Stoughton was born in Oskaloosa, Iowa, on January 18, 1920.

During World War II, he was assigned to the First Motion Picture Unit. He was a captain in the United States Army Signal Corps, when he was assigned to the White House Army Signal Agency. Stoughton's behind-the-scene pictures of John and Jacqueline and their children in their public and personal life were pivotal in shaping the public's view of the U.S. first family. He took more than 8,000 pictures of the family spanning the 34-month period beginning with Kennedy's inauguration and ending with his assassination.

Stoughton took the only photograph ever published showing John F. Kennedy, Bobby Kennedy and Marilyn Monroe together. Stoughton was present at the motorcade at which Kennedy was assassinated, and was subsequently the only photographer on board Air Force One when Lyndon B. Johnson was sworn in as the next President.

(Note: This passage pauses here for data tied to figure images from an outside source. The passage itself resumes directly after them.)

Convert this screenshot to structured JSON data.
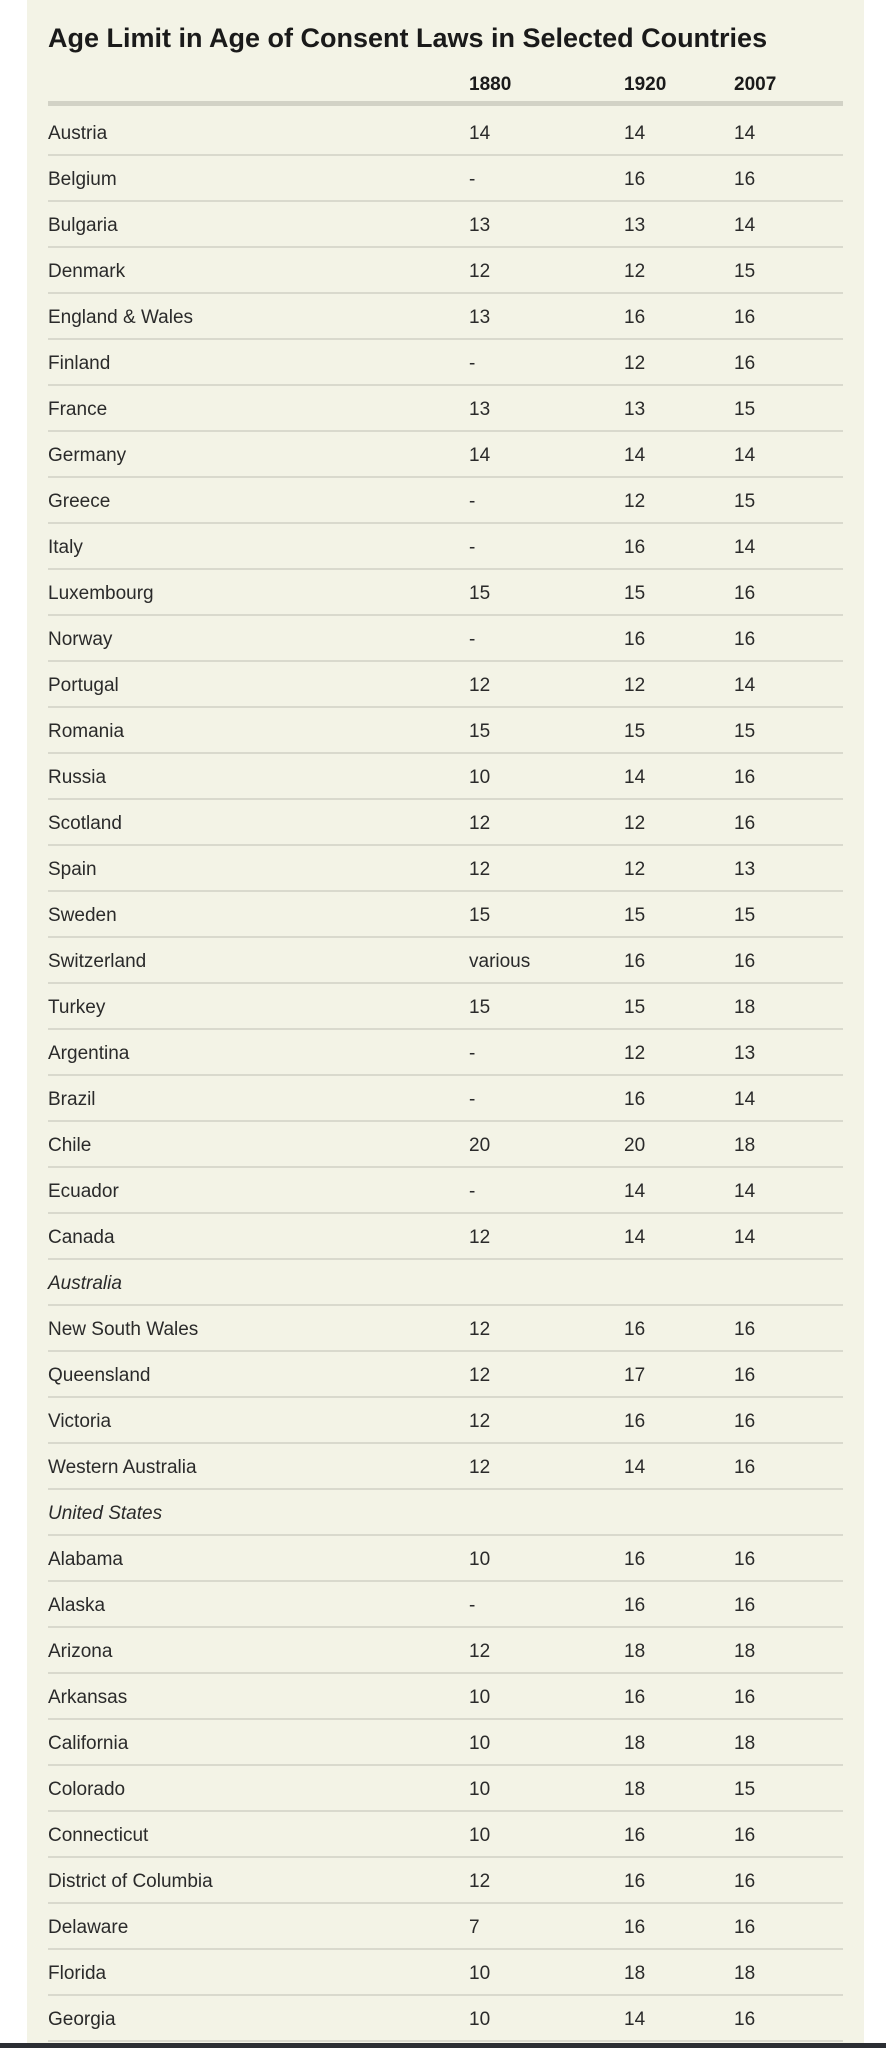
{
  "table": {
    "title": "Age Limit in Age of Consent Laws in Selected Countries",
    "columns": [
      "1880",
      "1920",
      "2007"
    ],
    "rows": [
      {
        "name": "Austria",
        "v1880": "14",
        "v1920": "14",
        "v2007": "14"
      },
      {
        "name": "Belgium",
        "v1880": "-",
        "v1920": "16",
        "v2007": "16"
      },
      {
        "name": "Bulgaria",
        "v1880": "13",
        "v1920": "13",
        "v2007": "14"
      },
      {
        "name": "Denmark",
        "v1880": "12",
        "v1920": "12",
        "v2007": "15"
      },
      {
        "name": "England & Wales",
        "v1880": "13",
        "v1920": "16",
        "v2007": "16"
      },
      {
        "name": "Finland",
        "v1880": "-",
        "v1920": "12",
        "v2007": "16"
      },
      {
        "name": "France",
        "v1880": "13",
        "v1920": "13",
        "v2007": "15"
      },
      {
        "name": "Germany",
        "v1880": "14",
        "v1920": "14",
        "v2007": "14"
      },
      {
        "name": "Greece",
        "v1880": "-",
        "v1920": "12",
        "v2007": "15"
      },
      {
        "name": "Italy",
        "v1880": "-",
        "v1920": "16",
        "v2007": "14"
      },
      {
        "name": "Luxembourg",
        "v1880": "15",
        "v1920": "15",
        "v2007": "16"
      },
      {
        "name": "Norway",
        "v1880": "-",
        "v1920": "16",
        "v2007": "16"
      },
      {
        "name": "Portugal",
        "v1880": "12",
        "v1920": "12",
        "v2007": "14"
      },
      {
        "name": "Romania",
        "v1880": "15",
        "v1920": "15",
        "v2007": "15"
      },
      {
        "name": "Russia",
        "v1880": "10",
        "v1920": "14",
        "v2007": "16"
      },
      {
        "name": "Scotland",
        "v1880": "12",
        "v1920": "12",
        "v2007": "16"
      },
      {
        "name": "Spain",
        "v1880": "12",
        "v1920": "12",
        "v2007": "13"
      },
      {
        "name": "Sweden",
        "v1880": "15",
        "v1920": "15",
        "v2007": "15"
      },
      {
        "name": "Switzerland",
        "v1880": "various",
        "v1920": "16",
        "v2007": "16"
      },
      {
        "name": "Turkey",
        "v1880": "15",
        "v1920": "15",
        "v2007": "18"
      },
      {
        "name": "Argentina",
        "v1880": "-",
        "v1920": "12",
        "v2007": "13"
      },
      {
        "name": "Brazil",
        "v1880": "-",
        "v1920": "16",
        "v2007": "14"
      },
      {
        "name": "Chile",
        "v1880": "20",
        "v1920": "20",
        "v2007": "18"
      },
      {
        "name": "Ecuador",
        "v1880": "-",
        "v1920": "14",
        "v2007": "14"
      },
      {
        "name": "Canada",
        "v1880": "12",
        "v1920": "14",
        "v2007": "14"
      },
      {
        "name": "Australia",
        "group": true,
        "v1880": "",
        "v1920": "",
        "v2007": ""
      },
      {
        "name": "New South Wales",
        "v1880": "12",
        "v1920": "16",
        "v2007": "16"
      },
      {
        "name": "Queensland",
        "v1880": "12",
        "v1920": "17",
        "v2007": "16"
      },
      {
        "name": "Victoria",
        "v1880": "12",
        "v1920": "16",
        "v2007": "16"
      },
      {
        "name": "Western Australia",
        "v1880": "12",
        "v1920": "14",
        "v2007": "16"
      },
      {
        "name": "United States",
        "group": true,
        "v1880": "",
        "v1920": "",
        "v2007": ""
      },
      {
        "name": "Alabama",
        "v1880": "10",
        "v1920": "16",
        "v2007": "16"
      },
      {
        "name": "Alaska",
        "v1880": "-",
        "v1920": "16",
        "v2007": "16"
      },
      {
        "name": "Arizona",
        "v1880": "12",
        "v1920": "18",
        "v2007": "18"
      },
      {
        "name": "Arkansas",
        "v1880": "10",
        "v1920": "16",
        "v2007": "16"
      },
      {
        "name": "California",
        "v1880": "10",
        "v1920": "18",
        "v2007": "18"
      },
      {
        "name": "Colorado",
        "v1880": "10",
        "v1920": "18",
        "v2007": "15"
      },
      {
        "name": "Connecticut",
        "v1880": "10",
        "v1920": "16",
        "v2007": "16"
      },
      {
        "name": "District of Columbia",
        "v1880": "12",
        "v1920": "16",
        "v2007": "16"
      },
      {
        "name": "Delaware",
        "v1880": "7",
        "v1920": "16",
        "v2007": "16"
      },
      {
        "name": "Florida",
        "v1880": "10",
        "v1920": "18",
        "v2007": "18"
      },
      {
        "name": "Georgia",
        "v1880": "10",
        "v1920": "14",
        "v2007": "16"
      }
    ]
  }
}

Stoughton knew it was "tasteless," but suggested a photograph needed to be made of the "history-making moment ... and I think we should have it." Kenneth T. Walsh even agreed and said of Stoughton's picture that Air Force One "has become associated with incredibly powerful images" and "a symbol of the country and a reminder of history." His photograph, the most famous ever taken aboard a presidential aircraft, depicts Johnson raising his hand in oath as he stood between his wife Lady Bird Johnson and a still blood-spattered Jacqueline Kennedy. Stoughton recounted this event and his service as White House photographer during Johnson's first two years in office in an oral history contributed to the Lyndon Baines Johnson Library and Museum.

From 1967–1973, Stoughton served as the chief still photographer of the National Park Service.

Stoughton appeared as a contestant on the May 29, 1987 episode of the game show Classic Concentration, on the date that Kennedy would have turned 70 years old.

In 2007, Stoughton appeared on the television series Antiques Roadshow as part of the LBJ Centennial where he recounted his story and presented prints of his photographs from his personal collection, including a print of his photograph of Johnson being sworn in that Johnson had signed, a print of his 1962 photograph of the Kennedy family signed by both Jacqueline and John F. Kennedy, and a photograph of Johnson in the Oval Office as he signed the photo of his swearing in. All the items together appraised for $75,000. Two years after his death a large collection of his photographs was sold at auction. It included the picture of Johnson's inauguration, and fetched $151,000.

He died in Merritt Island, Florida, and was buried at Arlington National Cemetery.